Simon Pummell
Avec Bodysong, Simon Pummell prend le matériau le plus vaste qui soit, les archives du corps humain, de la naissance à la guerre, du jeu à l'effondrement, et il en fait non un essai illustratif, mais une expérience de montage sensoriel. Chez lui, l'image n'est jamais stable dans sa fonction. Elle peut être document, hallucination, souvenir collectif, abstraction mouvante. Cette plasticité place Pummell dans un territoire rare, entre animation expérimentale, cinéma d'essai et méditation politique sur ce que les images font à notre mémoire.

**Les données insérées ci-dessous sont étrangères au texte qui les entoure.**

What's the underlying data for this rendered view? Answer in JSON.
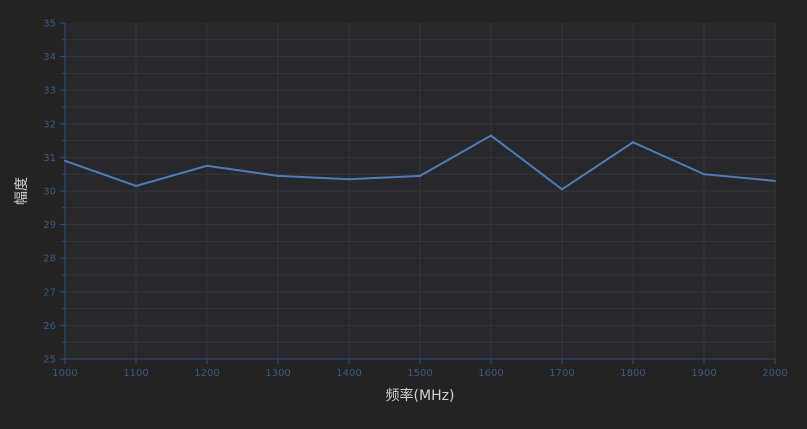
{
  "chart_data": {
    "type": "line",
    "title": "",
    "xlabel": "频率(MHz)",
    "ylabel": "幅度",
    "x": [
      1000,
      1100,
      1200,
      1300,
      1400,
      1500,
      1600,
      1700,
      1800,
      1900,
      2000
    ],
    "series": [
      {
        "values": [
          30.9,
          30.15,
          30.75,
          30.45,
          30.35,
          30.45,
          31.65,
          30.05,
          31.45,
          30.5,
          30.3
        ]
      }
    ],
    "xlim": [
      1000,
      2000
    ],
    "ylim": [
      25,
      35
    ],
    "xticks": [
      "1000",
      "1100",
      "1200",
      "1300",
      "1400",
      "1500",
      "1600",
      "1700",
      "1800",
      "1900",
      "2000"
    ],
    "yticks": [
      "25",
      "26",
      "27",
      "28",
      "29",
      "30",
      "31",
      "32",
      "33",
      "34",
      "35"
    ],
    "grid": true,
    "colors": {
      "background": "#232323",
      "plot_background": "#26282c",
      "grid": "#34363b",
      "axis": "#2e4e7a",
      "tick_label": "#3c5a86",
      "axis_title": "#d0d0d0",
      "line": "#4f7cb8"
    }
  }
}
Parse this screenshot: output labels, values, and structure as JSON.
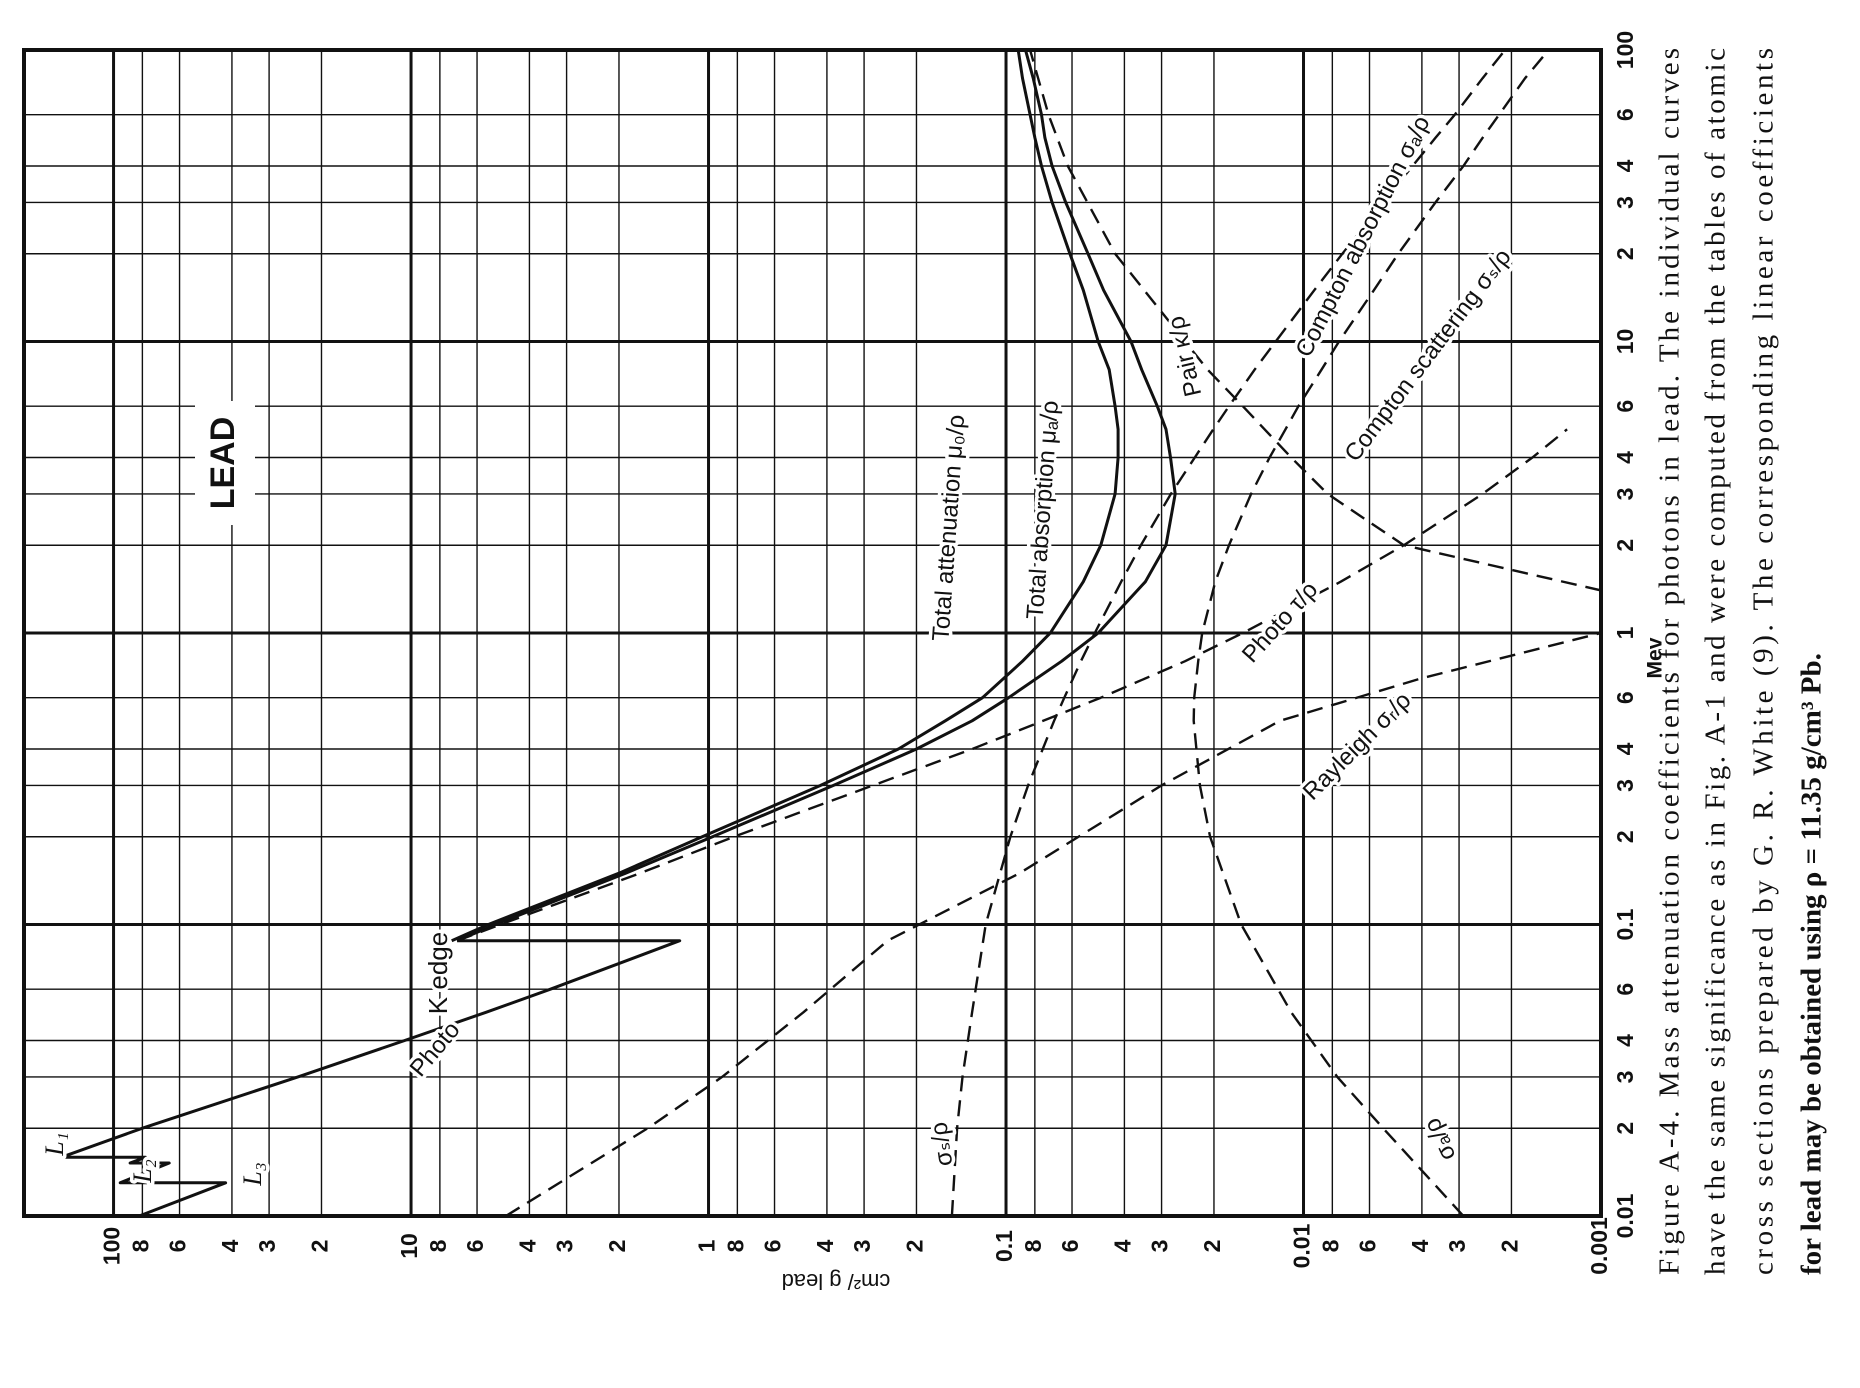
{
  "chart_data": {
    "type": "line",
    "xscale": "log",
    "yscale": "log",
    "xlabel": "Mev",
    "ylabel": "cm²/ g lead",
    "xlim": [
      0.01,
      100
    ],
    "ylim": [
      0.001,
      200
    ],
    "grid": true,
    "xticks": [
      0.01,
      {
        "value": 0.02,
        "label": "2"
      },
      {
        "value": 0.03,
        "label": "3"
      },
      {
        "value": 0.04,
        "label": "4"
      },
      {
        "value": 0.06,
        "label": "6"
      },
      0.1,
      {
        "value": 0.2,
        "label": "2"
      },
      {
        "value": 0.3,
        "label": "3"
      },
      {
        "value": 0.4,
        "label": "4"
      },
      {
        "value": 0.6,
        "label": "6"
      },
      1,
      2,
      3,
      4,
      6,
      10,
      {
        "value": 20,
        "label": "2"
      },
      {
        "value": 30,
        "label": "3"
      },
      {
        "value": 40,
        "label": "4"
      },
      {
        "value": 60,
        "label": "6"
      },
      100
    ],
    "yticks": [
      100,
      {
        "value": 80,
        "label": "8"
      },
      {
        "value": 60,
        "label": "6"
      },
      {
        "value": 40,
        "label": "4"
      },
      {
        "value": 30,
        "label": "3"
      },
      {
        "value": 20,
        "label": "2"
      },
      10,
      8,
      6,
      4,
      3,
      2,
      1,
      {
        "value": 0.8,
        "label": "8"
      },
      {
        "value": 0.6,
        "label": "6"
      },
      {
        "value": 0.4,
        "label": "4"
      },
      {
        "value": 0.3,
        "label": "3"
      },
      {
        "value": 0.2,
        "label": "2"
      },
      0.1,
      {
        "value": 0.08,
        "label": "8"
      },
      {
        "value": 0.06,
        "label": "6"
      },
      {
        "value": 0.04,
        "label": "4"
      },
      {
        "value": 0.03,
        "label": "3"
      },
      {
        "value": 0.02,
        "label": "2"
      },
      0.01,
      {
        "value": 0.008,
        "label": "8"
      },
      {
        "value": 0.006,
        "label": "6"
      },
      {
        "value": 0.004,
        "label": "4"
      },
      {
        "value": 0.003,
        "label": "3"
      },
      {
        "value": 0.002,
        "label": "2"
      },
      0.001
    ],
    "series": [
      {
        "name": "Total attenuation μ₀/ρ",
        "color": "#111111",
        "dash": false,
        "x": [
          0.088,
          0.1,
          0.15,
          0.2,
          0.3,
          0.4,
          0.5,
          0.6,
          0.8,
          1,
          1.5,
          2,
          3,
          4,
          5,
          6,
          8,
          10,
          15,
          20,
          30,
          40,
          50,
          60,
          80,
          100
        ],
        "values": [
          7.3,
          5.5,
          2.0,
          1.05,
          0.42,
          0.23,
          0.16,
          0.12,
          0.088,
          0.071,
          0.055,
          0.048,
          0.043,
          0.042,
          0.042,
          0.043,
          0.045,
          0.049,
          0.055,
          0.061,
          0.07,
          0.076,
          0.08,
          0.083,
          0.088,
          0.091
        ]
      },
      {
        "name": "Total absorption μₐ/ρ",
        "color": "#111111",
        "dash": false,
        "x": [
          0.088,
          0.1,
          0.15,
          0.2,
          0.3,
          0.4,
          0.5,
          0.6,
          0.8,
          1,
          1.5,
          2,
          3,
          4,
          5,
          6,
          8,
          10,
          15,
          20,
          30,
          40,
          50,
          60,
          80,
          100
        ],
        "values": [
          7.0,
          5.2,
          1.9,
          0.97,
          0.38,
          0.2,
          0.13,
          0.098,
          0.065,
          0.049,
          0.034,
          0.029,
          0.027,
          0.028,
          0.029,
          0.031,
          0.035,
          0.038,
          0.047,
          0.053,
          0.063,
          0.07,
          0.074,
          0.076,
          0.081,
          0.086
        ]
      },
      {
        "name": "Photo",
        "color": "#111111",
        "dash": false,
        "x": [
          0.01,
          0.013,
          0.013,
          0.0152,
          0.0152,
          0.0159,
          0.0159,
          0.02,
          0.03,
          0.04,
          0.05,
          0.06,
          0.08,
          0.088,
          0.088
        ],
        "values": [
          82,
          42,
          95,
          65,
          88,
          78,
          150,
          80,
          24,
          10.5,
          5.6,
          3.4,
          1.6,
          1.25,
          7.0
        ]
      },
      {
        "name": "Photo τ/ρ",
        "color": "#111111",
        "dash": true,
        "x": [
          0.088,
          0.1,
          0.15,
          0.2,
          0.3,
          0.4,
          0.5,
          0.6,
          0.8,
          1,
          1.5,
          2,
          3,
          4,
          5
        ],
        "values": [
          7.0,
          5.0,
          1.7,
          0.82,
          0.28,
          0.13,
          0.075,
          0.048,
          0.025,
          0.016,
          0.0075,
          0.0046,
          0.0025,
          0.0017,
          0.0013
        ]
      },
      {
        "name": "Compton scattering σₛ/ρ",
        "color": "#111111",
        "dash": true,
        "x": [
          0.01,
          0.02,
          0.03,
          0.05,
          0.1,
          0.2,
          0.3,
          0.5,
          0.6,
          0.8,
          1,
          1.5,
          2,
          3,
          4,
          5,
          6,
          8,
          10,
          15,
          20,
          30,
          40,
          50,
          60,
          80,
          100
        ],
        "values": [
          0.152,
          0.146,
          0.14,
          0.13,
          0.117,
          0.0967,
          0.0843,
          0.0689,
          0.0637,
          0.056,
          0.0503,
          0.041,
          0.0352,
          0.0279,
          0.0232,
          0.0201,
          0.0178,
          0.0146,
          0.0124,
          0.0092,
          0.0074,
          0.0054,
          0.0043,
          0.0036,
          0.0031,
          0.0025,
          0.0021
        ]
      },
      {
        "name": "Compton absorption σₐ/ρ",
        "color": "#111111",
        "dash": true,
        "x": [
          0.01,
          0.02,
          0.03,
          0.05,
          0.1,
          0.2,
          0.3,
          0.5,
          0.6,
          0.8,
          1,
          1.5,
          2,
          3,
          4,
          5,
          6,
          8,
          10,
          15,
          20,
          30,
          40,
          50,
          60,
          80,
          100
        ],
        "values": [
          0.0029,
          0.0054,
          0.0077,
          0.011,
          0.0162,
          0.0206,
          0.0223,
          0.0234,
          0.0233,
          0.0226,
          0.0219,
          0.0198,
          0.0178,
          0.015,
          0.013,
          0.0115,
          0.0104,
          0.0087,
          0.0076,
          0.0058,
          0.0048,
          0.0036,
          0.0029,
          0.0025,
          0.0022,
          0.0018,
          0.0015
        ]
      },
      {
        "name": "Rayleigh σᵣ/ρ",
        "color": "#111111",
        "dash": true,
        "x": [
          0.01,
          0.02,
          0.03,
          0.05,
          0.088,
          0.15,
          0.3,
          0.5,
          0.7,
          1
        ],
        "values": [
          4.8,
          1.6,
          0.9,
          0.48,
          0.25,
          0.09,
          0.03,
          0.012,
          0.004,
          0.001
        ]
      },
      {
        "name": "Pair κ/ρ",
        "color": "#111111",
        "dash": true,
        "x": [
          1.4,
          2,
          3,
          4,
          6,
          8,
          10,
          20,
          40,
          60,
          100
        ],
        "values": [
          0.001,
          0.0046,
          0.0083,
          0.011,
          0.016,
          0.021,
          0.025,
          0.043,
          0.062,
          0.072,
          0.083
        ]
      }
    ],
    "annotations": [
      "LEAD",
      "K edge",
      "σₛ/ρ",
      "σₐ/ρ",
      "L₁",
      "L₂",
      "L₃"
    ],
    "caption": [
      "Figure A-4. Mass attenuation coefficients for photons in lead. The individual curves",
      "have the same significance as in Fig. A-1 and were computed from the tables of atomic",
      "cross sections prepared by G. R. White (9). The corresponding linear coefficients",
      "for lead may be obtained using ρ = 11.35 g/cm³ Pb."
    ]
  }
}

Son parcours, visible des Années 1990 aux Années 2010, traverse plusieurs formes sans perdre sa cohérence. Le lien avec la Belgique et les Pays-Bas rappelle d'ailleurs combien son travail circule dans un espace européen où l'animation d'auteur s'est souvent pensée comme terrain de recherche plus que comme simple industrie du récit. Pummell appartient à cette tradition inquiète, où l'image animée sert à sonder la matière même du visible, à défaire les automatismes perceptifs, à remettre du trouble dans ce que l'on croyait savoir regarder.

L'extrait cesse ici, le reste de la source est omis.